> For the complete documentation index, see [llms.txt](https://sitesbyseth.gitbook.io/sitesbyseth-docs/llms.txt). Markdown versions of documentation pages are available by appending `.md` to page URLs; this page is available as [Markdown](https://sitesbyseth.gitbook.io/sitesbyseth-docs/showcase/size-finder.md).

# Smart size finder

"Find my size" is Showcase's built-in size recommendation tool. The shopper enters their **height** and **weight**, picks how they like things to fit, and the theme calculates a size — adjusted for how *this specific piece* is cut, and snapped to the sizes the product actually comes in. No size-chart squinting, no app subscription.

## Where it appears

Automatically, on clothing — there's no on/off switch. A product counts as clothing when any of these is true:

* Its **product type** is an apparel word (t-shirt, hoodie, jacket, pants, dress, knitwear, swimwear, and \~30 more).
* Any of its **tags** is one of those words.
* It has an option named **Size** (also recognized: *Größe*, *Taille*).

If a product that should have the finder doesn't, add a tag like `hoodie` or `clothing` — or make sure its size option is actually called "Size."

The trigger is a small ruler-icon **"Find my size"** link above the size pills on every story screen (homepage, product page, collections).

## How the math works, in plain words

The finder thinks like a good shop assistant:

1. **Build** — from height and weight it estimates how much *room* the shopper needs around the chest/waist. This is the main driver: alpha sizes (XS → XXXL) each cover a band of builds, and the bands get wider at the top end, just like real size curves.
2. **Length** — height alone also matters: taller bodies need longer garments. Tall-and-slim shoppers get pulled *up* a size so sleeves and hems are long enough; short-and-broad shoppers are pulled *down* only slightly, because the garment still has to fit around them.
3. **The piece's cut** — your **fit profile** setting shifts the result: a piece that runs small pushes the recommendation up, an oversized cut pushes it down a full size.
4. **The shopper's preference** — they pick **Fitted / Regular / Oversized** in the finder; that nudges the result again.
5. **Snap to reality** — the result lands on the sizes this product actually has. Standard labels are understood in many spellings (S, Sm, Small, 2XL, XXL…). If the product uses non-standard sizes (numeric, one-size ranges), the finder maps proportionally across them.

The result screen shows the **recommended size**, a note about the cut ("This piece runs small — we sized you up."), and — when the shopper sits just below a size boundary — a between-sizes tip ("You're between sizes — take L for a roomier fit."). It even **pre-selects the recommended size pill** on the product screen, so the shopper can add to cart immediately.

Nonsense inputs are rejected (height must be 120–230 cm, weight 30–250 kg — or the imperial equivalents), showing "Enter your height and weight" instead of a fake answer.

## Units: cm/kg and ft/lb

The finder opens in metric with an **imperial toggle** (`in / lb`). Switching converts any value already typed.
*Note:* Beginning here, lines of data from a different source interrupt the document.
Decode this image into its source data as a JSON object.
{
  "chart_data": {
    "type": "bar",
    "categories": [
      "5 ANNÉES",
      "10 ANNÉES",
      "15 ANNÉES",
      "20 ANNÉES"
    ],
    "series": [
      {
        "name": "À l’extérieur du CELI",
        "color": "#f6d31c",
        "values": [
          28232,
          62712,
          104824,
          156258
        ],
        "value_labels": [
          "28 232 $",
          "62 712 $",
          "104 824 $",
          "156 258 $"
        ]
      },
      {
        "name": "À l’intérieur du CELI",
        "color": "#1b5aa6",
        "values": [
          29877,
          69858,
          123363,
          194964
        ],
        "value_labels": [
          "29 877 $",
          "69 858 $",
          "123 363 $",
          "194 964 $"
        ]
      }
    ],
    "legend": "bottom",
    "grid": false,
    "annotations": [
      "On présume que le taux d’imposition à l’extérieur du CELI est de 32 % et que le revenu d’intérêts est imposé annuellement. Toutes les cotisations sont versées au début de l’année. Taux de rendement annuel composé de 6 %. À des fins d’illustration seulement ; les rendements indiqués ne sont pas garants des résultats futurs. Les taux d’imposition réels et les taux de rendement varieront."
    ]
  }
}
Imperial height uses a smart input: the shopper just types digits and the apostrophe appears by itself — typing `511` becomes `5'11`. No format instructions needed.

## Your two settings per piece

On every story block, the product page, and the collection page, under **Find my size**:

* **How does this piece fit?** — `Runs small — size up`, `Slightly snug`, `True to size` (default), `Slightly roomy`, `Oversized cut — size down`. Be honest here; this is what makes the finder *this piece's* finder rather than a generic calculator, and it writes the explanation note the shopper sees.
* **Garment type** — `Top / tee / hoodie` (default), `Bottoms / pants`, `Outerwear / jacket`, `Dress / one-piece`. This sets how strongly height pulls the size: length matters a lot for dresses and tops, less for bottoms.
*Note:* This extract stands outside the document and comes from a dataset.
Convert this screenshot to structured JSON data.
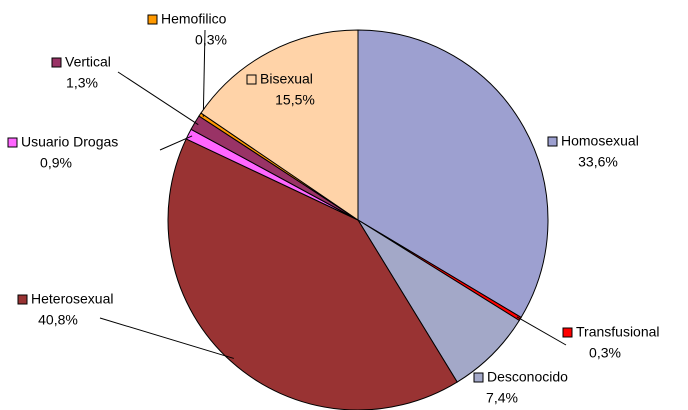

💡 On the **collection page** these two settings apply to every product on the page — set precise per-piece values on the homepage story blocks and the product page, and leave the collection page at `True to size` unless the whole collection shares one cut.

## The size chart image

Each story block and the product page also take an optional **Size chart image**. When set, a **"View size chart"** link appears inside the finder window; tapping it swaps to the chart with a "Back to size finder" link. Upload your chart as one clean image (about 1400px wide) — measurements table, garment diagram, whatever you use.

## Good to know

* Products with no size option still get the finder if they're tagged as clothing — the recommendation then uses the standard XS–XXXL ladder.
* The fit-preference buttons recalculate live once a result is showing, so shoppers can compare "Fitted" vs. "Oversized" instantly.
* The finder never blocks purchase — it's a helper link, and the size pills work exactly the same without it.